Cesaretin Sonu

965 54 27
                                    

Meris

Kulisin ve kulisteki lavabonun kapısını ışık hızıyla açmıştım herhalde. Kapıyı kilitleyip mermere tutundum ve aynadan kendime bakmaya başladım. Başım dönüyordu, dizlerim titriyordu, sarhoş gibiydim ama bunun alkolle hiçbir alakası yoktu. Hayranlıkla baktığım kadını bu kadar yakından görmekti beni sarhoş eden. Çeşmeyi en soğuğa çevirip yüzüme bolca su çarptım. Biraz daha iyiydim artık. Sahneye çıkmamız gerekiyordu ama şu an kendimi orada ayakta durabilecek gibi hissetmiyordum. Özgür'ün kapıdan gelen sesi panikle çıkmaya başlamıştı artık. Son kez kendime baktım ve kapıyı açıp kulise çıktım. Arkadaşlarım korku içinde bana bakıyordu. Bir anda gülmeye başladım.

Özgür: Meris! Meris iyi misin kötü bir şey mi oldu?

Meris: Hayır hayır ne kötüsü dünyanın en güzel şeyi oldu. Tanıştım onunla.

Deniz: Eee Meris o zaman napıyorsun Allah aşkına?

Meris: Heyecandan ölmemek için uğraşıyorum.

Birkaç saniyelik sessizlikten sonra üçümüz de kahkaha atmaya başladık. Gözüm koltuğun kenarında oturan Derin'e kaydığında telefonla ilgilendiğini gördüm. Onu da yanımıza çağırdım ve arkadaşlarımdan bensiz bir şarkı söylemelerini istedim. Onlar bunu yaparken benim nerde olacağımı sordular. Ben de sahnenin yanındaki masada oturup sigara ve alkol yardımıyla sakinleşmeye çalışacağımı söyledim. Onayladılar, hepsine teşekkür ettim ve onlarla beraber sahneye ilerledim.

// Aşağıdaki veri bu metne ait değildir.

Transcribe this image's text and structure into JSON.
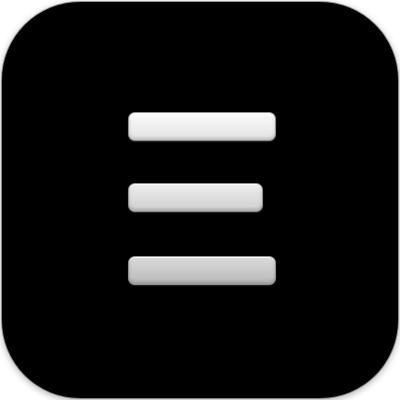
{
  "icon": {
    "name": "hamburger-menu-icon",
    "colors": {
      "tile_background": "#000000",
      "bar_top": "#f2f2f2",
      "bar_middle": "#dddddd",
      "bar_bottom": "#c8c8c8",
      "bar_border": "#8f8f8f"
    }
  }
}
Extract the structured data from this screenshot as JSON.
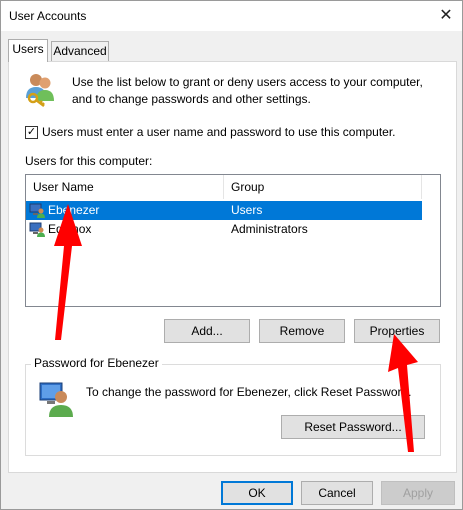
{
  "window": {
    "title": "User Accounts",
    "close_symbol": "✕"
  },
  "tabs": [
    {
      "label": "Users",
      "active": true
    },
    {
      "label": "Advanced",
      "active": false
    }
  ],
  "description": "Use the list below to grant or deny users access to your computer, and to change passwords and other settings.",
  "require_login": {
    "checked": true,
    "check_symbol": "✓",
    "label": "Users must enter a user name and password to use this computer."
  },
  "users_list": {
    "label": "Users for this computer:",
    "columns": [
      "User Name",
      "Group"
    ],
    "rows": [
      {
        "user": "Ebenezer",
        "group": "Users",
        "selected": true
      },
      {
        "user": "Equinox",
        "group": "Administrators",
        "selected": false
      }
    ]
  },
  "list_buttons": {
    "add": "Add...",
    "remove": "Remove",
    "properties": "Properties"
  },
  "password_group": {
    "title": "Password for Ebenezer",
    "text": "To change the password for Ebenezer, click Reset Password.",
    "reset_button": "Reset Password..."
  },
  "footer_buttons": {
    "ok": "OK",
    "cancel": "Cancel",
    "apply": "Apply"
  },
  "colors": {
    "selection": "#0078d7",
    "annotation_arrow": "#ff0000"
  },
  "icons": {
    "header": "users-keys-icon",
    "row": "user-monitor-icon",
    "password": "user-password-icon"
  }
}
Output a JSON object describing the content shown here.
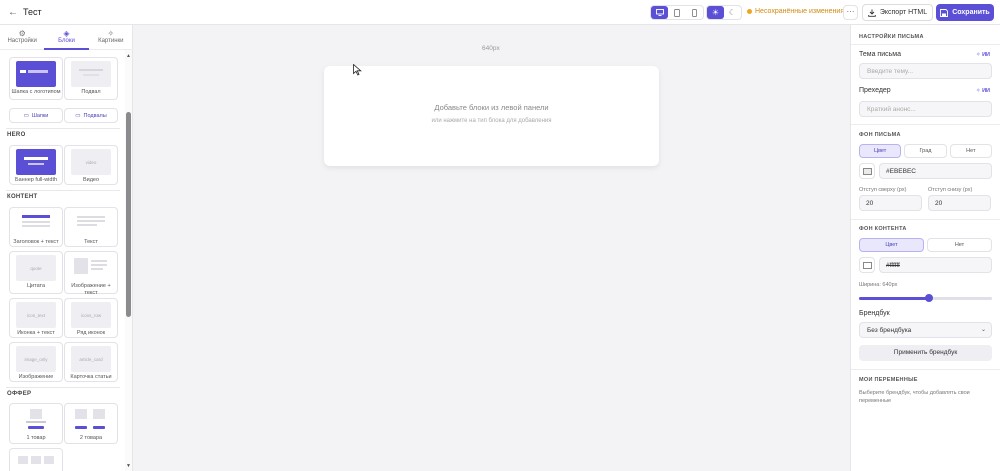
{
  "header": {
    "back_icon": "arrow-left-icon",
    "title": "Тест",
    "unsaved": "Несохранённые изменения",
    "more": "···",
    "export_label": "Экспорт HTML",
    "save_label": "Сохранить",
    "device": "desktop",
    "accent": "#5b4fd6"
  },
  "left": {
    "tabs": [
      {
        "label": "Настройки",
        "icon": "gear-icon"
      },
      {
        "label": "Блоки",
        "icon": "blocks-icon",
        "active": true
      },
      {
        "label": "Картинки",
        "icon": "sparkle-icon"
      }
    ],
    "cards_top": [
      {
        "label": "Шапка с логотипом"
      },
      {
        "label": "Подвал"
      }
    ],
    "pills": [
      {
        "label": "Шапки"
      },
      {
        "label": "Подвалы"
      }
    ],
    "sections": {
      "hero": "HERO",
      "content": "КОНТЕНТ",
      "offer": "ОФФЕР"
    },
    "hero_cards": [
      {
        "label": "Баннер full-width"
      },
      {
        "label": "Видео",
        "thumb": "video"
      }
    ],
    "content_cards": [
      {
        "label": "Заголовок + текст"
      },
      {
        "label": "Текст"
      },
      {
        "label": "Цитата",
        "thumb": "quote"
      },
      {
        "label": "Изображение + текст"
      },
      {
        "label": "Иконка + текст",
        "thumb": "icon_text"
      },
      {
        "label": "Ряд иконок",
        "thumb": "icons_row"
      },
      {
        "label": "Изображение",
        "thumb": "image_only"
      },
      {
        "label": "Карточка статьи",
        "thumb": "article_card"
      }
    ],
    "offer_cards": [
      {
        "label": "1 товар"
      },
      {
        "label": "2 товара"
      }
    ]
  },
  "canvas": {
    "width_label": "640px",
    "empty_title": "Добавьте блоки из левой панели",
    "empty_sub": "или нажмите на тип блока для добавления"
  },
  "right": {
    "email_settings": "НАСТРОЙКИ ПИСЬМА",
    "subject_label": "Тема письма",
    "subject_placeholder": "Введите тему...",
    "preheader_label": "Прехедер",
    "preheader_placeholder": "Краткий анонс...",
    "ai_link": "ИИ",
    "bg_section": "ФОН ПИСЬМА",
    "bg_options": [
      "Цвет",
      "Град",
      "Нет"
    ],
    "bg_color": "#EBEBEC",
    "padding_top_label": "Отступ сверху (px)",
    "padding_bottom_label": "Отступ снизу (px)",
    "padding_top": "20",
    "padding_bottom": "20",
    "content_bg_section": "ФОН КОНТЕНТА",
    "content_bg_options": [
      "Цвет",
      "Нет"
    ],
    "content_bg_color": "#ffffff",
    "width_label": "Ширина: 640px",
    "width_fraction": 0.53,
    "brandbook_label": "Брендбук",
    "brandbook_value": "Без брендбука",
    "apply_brandbook": "Применить брендбук",
    "my_vars": "МОИ ПЕРЕМЕННЫЕ",
    "my_vars_note": "Выберите брендбук, чтобы добавлять свои переменные"
  }
}
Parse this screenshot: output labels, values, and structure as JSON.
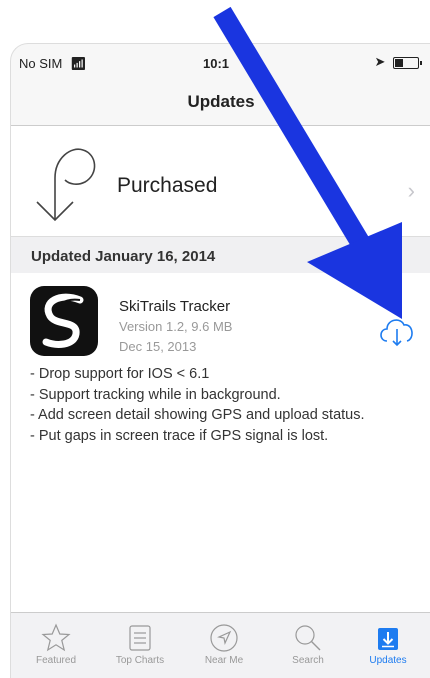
{
  "status_bar": {
    "carrier": "No SIM",
    "time": "10:1"
  },
  "nav": {
    "title": "Updates"
  },
  "purchased": {
    "label": "Purchased"
  },
  "section": {
    "header": "Updated January 16, 2014"
  },
  "app": {
    "name": "SkiTrails Tracker",
    "version_size": "Version 1.2, 9.6 MB",
    "date": "Dec 15, 2013",
    "release_notes": [
      "- Drop support for IOS < 6.1",
      "- Support tracking while in background.",
      "- Add screen detail showing GPS and upload status.",
      "- Put gaps in screen trace if GPS signal is lost."
    ]
  },
  "tabs": [
    {
      "label": "Featured",
      "icon": "star-icon"
    },
    {
      "label": "Top Charts",
      "icon": "list-icon"
    },
    {
      "label": "Near Me",
      "icon": "location-icon"
    },
    {
      "label": "Search",
      "icon": "search-icon"
    },
    {
      "label": "Updates",
      "icon": "updates-icon"
    }
  ],
  "colors": {
    "accent": "#1e7cf0",
    "arrow": "#1a35e0"
  }
}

Kulisten çıkıp sahne yerine yandaki masaya ilerledim. Garsonu yanıma çağırıp beş beyaz dedim. Sahne sırasında bu kadar ağır şeyler içmeme alışık olmayan garson şokla bana baktı. Ona ellerindeki en küçük bardağa yapmalarını ve hızla bana getirmesini, daha sahneye çıkmam gerektiğini söylediğimde beni ikitletmeden hızla yanımdan uzaklaştı. Bu sırada arkadaşlarım yerlerine yerleşmişlerdi ve bu şarkıyı benim yerime Derin söyleyecekti. Bir sigara yakıp onları dinleyemeye başladım. Derin, Dolu Kadehi Ters Tut'tan Yapma n'olursun söylüyordu. Hande'nin olduğu masaya bakmaya cesaretim yoktu çünkü hala sakinleşememiştim. Yaktığım sigara daha yarıya bile gelmeden garson siparişimi getirdi. Sigaramdan bir nefes daha çekip önümdeki küçük bardaktan bir yudum aldım.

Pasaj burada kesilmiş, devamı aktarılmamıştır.